Председатель правления текстилей с затаенной гордостью подает альбом всевозможных тканей. Я с изумлением разглядываю – да неужели это теперешнего производства? Сколько изящества, какая отличная выделка!

А давно ли сами рабочие, когда им в счет заработной платы давали продукт их же труда, отказывались брать:

– На кой она нам черт, эта рогожа!..

Один из товарищей текстилей подсаживается ко мне и говорит:

– Помните, вы писали про рубаху. Верно писали. Да, да, надо было подтянуться.

Я уже забыл, четыре года прошло, а он помнит. Он помнит каждую мелочь, каждый маленький факт, потому что это относится к производству, в котором вся его душа. В восемнадцатом году я был на фронте и видел: присылают для красноармейцев партию рубах. Красноармеец радостно надевает, а она тут же расползается. Я уже позабыл об этом, а товарищ текстиль помнит: оно сидит в нем, как заноза, он и за прошлое болеет душой.
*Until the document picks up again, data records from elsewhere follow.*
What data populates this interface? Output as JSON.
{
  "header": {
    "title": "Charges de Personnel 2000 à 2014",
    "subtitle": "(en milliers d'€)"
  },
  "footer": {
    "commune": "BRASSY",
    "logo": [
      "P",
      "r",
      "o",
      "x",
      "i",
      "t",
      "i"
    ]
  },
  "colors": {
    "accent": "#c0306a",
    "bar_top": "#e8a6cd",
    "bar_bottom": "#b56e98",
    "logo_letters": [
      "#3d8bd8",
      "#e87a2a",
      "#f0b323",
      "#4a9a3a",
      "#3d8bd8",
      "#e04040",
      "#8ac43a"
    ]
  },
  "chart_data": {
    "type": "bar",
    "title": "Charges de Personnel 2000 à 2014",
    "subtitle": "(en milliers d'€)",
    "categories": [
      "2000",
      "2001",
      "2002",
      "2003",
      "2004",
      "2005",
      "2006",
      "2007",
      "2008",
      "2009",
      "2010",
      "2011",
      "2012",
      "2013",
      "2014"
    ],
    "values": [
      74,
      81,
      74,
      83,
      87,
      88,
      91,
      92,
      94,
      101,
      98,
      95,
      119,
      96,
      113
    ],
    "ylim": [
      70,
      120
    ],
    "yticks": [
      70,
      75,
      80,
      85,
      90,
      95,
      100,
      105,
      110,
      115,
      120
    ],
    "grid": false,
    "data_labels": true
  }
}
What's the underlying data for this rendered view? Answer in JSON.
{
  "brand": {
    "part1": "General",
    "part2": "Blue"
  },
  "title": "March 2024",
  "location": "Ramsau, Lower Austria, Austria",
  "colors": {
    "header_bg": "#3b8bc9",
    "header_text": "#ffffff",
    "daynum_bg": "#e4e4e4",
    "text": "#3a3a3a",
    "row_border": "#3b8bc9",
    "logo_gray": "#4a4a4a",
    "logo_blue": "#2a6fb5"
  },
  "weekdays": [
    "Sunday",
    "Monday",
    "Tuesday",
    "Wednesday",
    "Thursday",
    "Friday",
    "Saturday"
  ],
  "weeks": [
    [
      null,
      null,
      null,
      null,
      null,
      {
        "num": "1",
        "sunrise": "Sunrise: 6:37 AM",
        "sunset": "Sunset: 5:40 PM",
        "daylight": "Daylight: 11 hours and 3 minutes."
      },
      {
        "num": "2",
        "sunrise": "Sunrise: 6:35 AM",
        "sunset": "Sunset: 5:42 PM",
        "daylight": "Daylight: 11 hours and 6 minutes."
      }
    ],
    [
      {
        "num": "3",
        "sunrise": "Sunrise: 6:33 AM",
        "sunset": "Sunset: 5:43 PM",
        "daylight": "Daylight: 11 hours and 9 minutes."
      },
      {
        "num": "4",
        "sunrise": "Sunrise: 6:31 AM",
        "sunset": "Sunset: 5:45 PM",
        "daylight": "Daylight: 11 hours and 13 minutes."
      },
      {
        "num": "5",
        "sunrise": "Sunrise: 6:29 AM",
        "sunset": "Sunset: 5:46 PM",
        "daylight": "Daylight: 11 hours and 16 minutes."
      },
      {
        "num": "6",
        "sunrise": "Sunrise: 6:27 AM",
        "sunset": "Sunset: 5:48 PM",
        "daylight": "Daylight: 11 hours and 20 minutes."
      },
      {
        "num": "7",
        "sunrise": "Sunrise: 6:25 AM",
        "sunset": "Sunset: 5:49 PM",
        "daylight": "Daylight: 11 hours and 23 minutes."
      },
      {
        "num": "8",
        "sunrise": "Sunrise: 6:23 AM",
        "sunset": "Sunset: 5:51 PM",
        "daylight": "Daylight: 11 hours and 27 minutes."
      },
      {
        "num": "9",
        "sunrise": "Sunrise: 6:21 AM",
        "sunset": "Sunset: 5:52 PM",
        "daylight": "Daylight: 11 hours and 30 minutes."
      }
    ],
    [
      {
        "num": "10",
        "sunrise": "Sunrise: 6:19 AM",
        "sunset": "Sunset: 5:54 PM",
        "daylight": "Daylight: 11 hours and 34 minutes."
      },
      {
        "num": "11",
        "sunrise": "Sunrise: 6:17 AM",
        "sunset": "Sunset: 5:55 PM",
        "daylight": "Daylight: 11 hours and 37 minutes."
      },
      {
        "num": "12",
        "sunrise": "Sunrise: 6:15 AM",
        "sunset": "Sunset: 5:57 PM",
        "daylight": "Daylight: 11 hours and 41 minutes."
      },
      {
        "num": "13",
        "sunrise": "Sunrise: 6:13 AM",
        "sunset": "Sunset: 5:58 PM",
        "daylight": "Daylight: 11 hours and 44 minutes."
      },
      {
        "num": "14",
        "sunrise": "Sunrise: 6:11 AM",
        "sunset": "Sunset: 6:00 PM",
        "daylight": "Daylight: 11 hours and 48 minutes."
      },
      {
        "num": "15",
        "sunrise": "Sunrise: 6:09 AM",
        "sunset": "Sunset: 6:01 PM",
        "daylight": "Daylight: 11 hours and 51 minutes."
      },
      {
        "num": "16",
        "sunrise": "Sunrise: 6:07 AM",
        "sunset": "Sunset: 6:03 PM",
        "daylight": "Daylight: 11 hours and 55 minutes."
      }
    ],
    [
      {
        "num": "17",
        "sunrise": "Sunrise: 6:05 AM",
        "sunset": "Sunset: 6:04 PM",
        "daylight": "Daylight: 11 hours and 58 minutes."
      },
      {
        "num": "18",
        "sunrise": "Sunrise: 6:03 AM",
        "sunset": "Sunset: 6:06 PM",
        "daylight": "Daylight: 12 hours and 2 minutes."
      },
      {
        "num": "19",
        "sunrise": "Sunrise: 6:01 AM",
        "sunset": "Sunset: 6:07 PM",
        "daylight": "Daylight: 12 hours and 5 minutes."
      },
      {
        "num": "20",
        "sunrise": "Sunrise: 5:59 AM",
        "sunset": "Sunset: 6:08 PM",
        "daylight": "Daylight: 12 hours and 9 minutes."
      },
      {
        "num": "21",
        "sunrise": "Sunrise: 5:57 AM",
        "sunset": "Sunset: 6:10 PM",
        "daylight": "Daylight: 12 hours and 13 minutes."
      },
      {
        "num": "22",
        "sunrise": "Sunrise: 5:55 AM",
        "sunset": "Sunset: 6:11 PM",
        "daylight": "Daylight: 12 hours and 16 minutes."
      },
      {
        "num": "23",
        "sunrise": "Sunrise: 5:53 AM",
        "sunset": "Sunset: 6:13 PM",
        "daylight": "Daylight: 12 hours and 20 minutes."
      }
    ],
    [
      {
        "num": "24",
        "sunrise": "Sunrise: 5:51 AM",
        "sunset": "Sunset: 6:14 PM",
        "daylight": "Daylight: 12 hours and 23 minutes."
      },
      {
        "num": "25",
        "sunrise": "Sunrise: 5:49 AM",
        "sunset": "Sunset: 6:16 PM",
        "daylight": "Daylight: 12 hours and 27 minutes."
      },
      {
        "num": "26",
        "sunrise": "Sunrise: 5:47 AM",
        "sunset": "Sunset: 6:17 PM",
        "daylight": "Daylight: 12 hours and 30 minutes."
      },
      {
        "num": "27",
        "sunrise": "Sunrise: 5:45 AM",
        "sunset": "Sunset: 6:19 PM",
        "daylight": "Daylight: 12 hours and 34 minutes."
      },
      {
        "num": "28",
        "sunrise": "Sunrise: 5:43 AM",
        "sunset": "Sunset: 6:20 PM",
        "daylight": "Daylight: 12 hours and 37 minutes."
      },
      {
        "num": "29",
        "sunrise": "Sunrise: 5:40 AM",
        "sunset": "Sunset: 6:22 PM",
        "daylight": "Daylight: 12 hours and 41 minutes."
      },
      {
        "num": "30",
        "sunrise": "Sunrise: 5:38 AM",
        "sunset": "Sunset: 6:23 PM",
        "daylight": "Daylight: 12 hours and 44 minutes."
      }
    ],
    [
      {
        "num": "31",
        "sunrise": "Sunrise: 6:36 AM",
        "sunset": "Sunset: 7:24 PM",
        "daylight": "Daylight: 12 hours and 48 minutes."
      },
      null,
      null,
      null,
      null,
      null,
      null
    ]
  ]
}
– Надо было подтянуться, подтянуться надо было, – твердит он. – Разве это допустимо? – подумайте сами.

Да, эти текстили впились, как клещи, в свое дело, уж не вырвешь, – мертвая хватка.

И я опять гляжу на длинный стол – серебряная голова освещает тридцать революционных строителей – и думаю: да не сон ли это? И не снилось ли когда-то мне это тридцать пять лет тому назад в далекой холодной Мезени?